A private company has taken astronauts into space for the first time ever. Once a cold war battleground, space exploration is now big business. European scientists say mining the moon could be a reality in as little as five years.
“Not only is it feasible to mine the moon but I think it’s going to happen [within 20 years] and it’s going to be economically profitable,” said Dr Phil Metzger, who spent 30 years at NASA as an engineer and a physicist.
We’ve exploited earth to the detriment of our environment and our cultural heritage, so is the answer to look skyward? Private companies like the Asteroid Mining Corporation or Moon Express think so. They’re all in the game of off-earth resources.
So can we do it? Or is moon mining sheer lunacy?
This week on The Case we’re looking at the three things we need to understand when it comes to mining the moon: what we would mine for, if it could be sustainable and how it would be governed.
What would we mine for?
Dr Metzger says first, we would mine water. The ice on the moon can be melted into h2o and then split, extracting the hydrogen to make rocket fuel, which means we could put a petrol station on the moon.
“If you have spacecraft landing and launching off the moon then you can refuel when you’re there,” Dr Metzger said.
Dr Metzger co-founded NASA’s KSC Swamp Works lab, which focuses on technologies for planetary surfaces including mining, manufacturing and construction using space resources. He has now been funded by NASA for inventing a new method to mine moon water. Dr Metzger says fuelling up in space would mean smaller rockets, plus much cheaper and further space exploration.
There’s also a lot of helium 3 on the moon - that’s fuel for waste free nuclear energy. Not to mention gold, platinum, rare-earth elements and a whole heap of other materials that can be used in next generation electronics. Like massive antennas, made in space from moon materials.
“We could put the entire computing industry in space and all the energy demands can be put off our planet,” Dr Metzger told The Feed.
So...Could it be sustainable?
Dr Metzger says if the energy sector is also in space, then by the end of the century we could halve our industrial footprint.

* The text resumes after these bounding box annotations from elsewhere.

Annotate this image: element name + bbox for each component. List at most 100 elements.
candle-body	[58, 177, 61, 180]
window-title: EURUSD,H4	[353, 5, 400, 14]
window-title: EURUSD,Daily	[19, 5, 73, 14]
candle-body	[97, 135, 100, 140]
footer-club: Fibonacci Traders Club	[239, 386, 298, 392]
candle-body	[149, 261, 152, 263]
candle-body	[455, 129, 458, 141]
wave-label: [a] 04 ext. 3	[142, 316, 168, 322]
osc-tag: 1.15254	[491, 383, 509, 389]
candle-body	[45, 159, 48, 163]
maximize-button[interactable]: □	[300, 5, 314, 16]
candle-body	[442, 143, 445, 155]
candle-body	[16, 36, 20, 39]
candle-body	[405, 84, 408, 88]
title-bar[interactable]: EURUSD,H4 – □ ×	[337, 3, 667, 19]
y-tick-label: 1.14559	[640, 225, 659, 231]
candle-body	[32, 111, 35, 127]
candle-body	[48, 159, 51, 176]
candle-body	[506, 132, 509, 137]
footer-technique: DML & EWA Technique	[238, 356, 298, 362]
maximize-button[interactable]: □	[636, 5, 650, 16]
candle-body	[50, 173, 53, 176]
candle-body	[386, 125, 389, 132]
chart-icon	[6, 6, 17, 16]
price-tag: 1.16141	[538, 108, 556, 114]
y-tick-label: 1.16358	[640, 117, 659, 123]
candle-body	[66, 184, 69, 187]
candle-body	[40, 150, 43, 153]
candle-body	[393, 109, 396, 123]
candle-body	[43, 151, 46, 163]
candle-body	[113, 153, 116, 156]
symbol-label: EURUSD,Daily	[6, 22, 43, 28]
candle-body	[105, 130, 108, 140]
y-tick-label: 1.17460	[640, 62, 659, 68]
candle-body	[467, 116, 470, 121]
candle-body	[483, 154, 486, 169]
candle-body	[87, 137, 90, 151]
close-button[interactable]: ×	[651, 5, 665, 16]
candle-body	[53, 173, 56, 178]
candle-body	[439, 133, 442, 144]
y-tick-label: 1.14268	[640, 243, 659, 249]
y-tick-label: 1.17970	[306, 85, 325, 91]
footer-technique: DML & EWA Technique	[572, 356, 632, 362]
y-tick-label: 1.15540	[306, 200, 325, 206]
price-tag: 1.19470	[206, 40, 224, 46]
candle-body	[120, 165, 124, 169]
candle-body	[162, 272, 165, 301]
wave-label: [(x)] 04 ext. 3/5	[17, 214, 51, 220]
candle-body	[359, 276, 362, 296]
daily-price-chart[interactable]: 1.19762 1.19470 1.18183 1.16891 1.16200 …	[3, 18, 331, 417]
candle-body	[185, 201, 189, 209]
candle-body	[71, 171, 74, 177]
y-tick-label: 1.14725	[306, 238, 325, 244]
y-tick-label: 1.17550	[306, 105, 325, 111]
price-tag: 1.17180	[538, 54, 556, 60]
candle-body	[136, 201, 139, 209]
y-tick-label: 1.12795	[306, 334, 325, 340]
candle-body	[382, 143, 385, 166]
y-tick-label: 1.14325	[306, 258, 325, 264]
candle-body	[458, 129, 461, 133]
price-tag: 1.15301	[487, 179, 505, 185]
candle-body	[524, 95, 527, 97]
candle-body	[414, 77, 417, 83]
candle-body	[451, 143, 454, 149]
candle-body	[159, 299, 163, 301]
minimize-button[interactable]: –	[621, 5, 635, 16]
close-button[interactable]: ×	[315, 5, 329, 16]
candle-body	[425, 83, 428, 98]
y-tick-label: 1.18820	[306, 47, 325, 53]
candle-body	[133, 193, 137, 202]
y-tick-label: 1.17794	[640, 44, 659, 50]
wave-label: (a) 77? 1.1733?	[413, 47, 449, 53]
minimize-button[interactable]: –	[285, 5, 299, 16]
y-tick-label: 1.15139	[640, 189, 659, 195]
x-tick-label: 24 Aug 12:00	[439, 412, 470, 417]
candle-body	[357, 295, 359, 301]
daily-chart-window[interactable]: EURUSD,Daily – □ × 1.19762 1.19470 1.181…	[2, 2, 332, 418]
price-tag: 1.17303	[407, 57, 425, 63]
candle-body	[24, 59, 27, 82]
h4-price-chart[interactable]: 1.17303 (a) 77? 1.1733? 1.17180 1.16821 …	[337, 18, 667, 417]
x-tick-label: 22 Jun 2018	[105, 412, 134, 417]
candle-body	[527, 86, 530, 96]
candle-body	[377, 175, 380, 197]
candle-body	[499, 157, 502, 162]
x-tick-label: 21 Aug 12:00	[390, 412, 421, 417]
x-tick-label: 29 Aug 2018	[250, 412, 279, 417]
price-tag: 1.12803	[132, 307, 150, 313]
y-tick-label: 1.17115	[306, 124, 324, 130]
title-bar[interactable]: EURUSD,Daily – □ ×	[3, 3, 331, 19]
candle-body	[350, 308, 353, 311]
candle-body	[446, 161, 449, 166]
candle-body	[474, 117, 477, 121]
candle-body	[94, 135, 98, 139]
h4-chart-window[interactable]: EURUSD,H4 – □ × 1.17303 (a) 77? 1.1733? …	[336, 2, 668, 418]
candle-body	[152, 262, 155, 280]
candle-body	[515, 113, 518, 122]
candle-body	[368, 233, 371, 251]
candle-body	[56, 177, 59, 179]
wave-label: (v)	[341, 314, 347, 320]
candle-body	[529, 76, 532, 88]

“We can unload the planet,” he said.
Science philosopher Annie Handmer from Sydney University says that’s one way of looking at it.
“Is it better that we go and mine on the moon or on asteroids rather than mining on sites where there’s say, cultural heritage, because as far we know there is no life on the moon, there isn’t life on asteroids, so what are we destroying?” she said.
On the other hand, she says we can consider space as we consider Antarctica: a pristine wilderness.
“Then in that sense you give it value for humans in being a wilderness, then it's natural to say it needs to be protected.”
“The deeper question is about what sort of society do we have? A society that requires us to keep mining things, a society that’s very hungry for resources, might not be a good long term plan,” she said.
What happens if we pollute the moon? Or damage the moon craters that carry millennia worth of scientific history and evidence? Can we avoid repeating what we did on the earth, if we have the foresight?
How would it be governed?
Is it even actually legal? In short - kind of.
There are no legally binding international treaties that explicitly prevent mining the moon. Under the 1967 Outer Space Treaty, no country can claim sovereignty over the moon or any bit of space, but space is declared free for exploration and use. The 1979 Moon Agreement goes further, stating “the moon and its natural resources are the common heritage of mankind” and “the exploitation” of them should be governed by an international regime.
But neither Russia, China or the US signed the Moon Agreement. The US has recently gone further, with US President Donald Trump signing an executive order basically saying it’s finders keepers when it comes to moon resources.
“The US wants companies to be able to say to shareholders ‘if we mine this thing, we get to keep the profits’,” Annie Handmer said.
NASA has also released a set of standards around moon activities including mining, known as the Artemis Accords.
The Verdict
Mining the moon might be plausible, even legal. And it could even help us avoid further destroying earth. But with private companies leading the charge, there is a lot of profit at play and history is littered with examples of pillaging for profit in truly awful ways.
At the same time, profit has pushed exploration, science and technology to where it is now. The question is: have we as a civilisation learned from the mistakes of our past?
I’m ideologically opposed to mining the moon, though I can’t deny that it could do a lot of good. But that’s only if it is actually a giant leap for all humankind and not just to line the pockets of billionaires and their shareholders.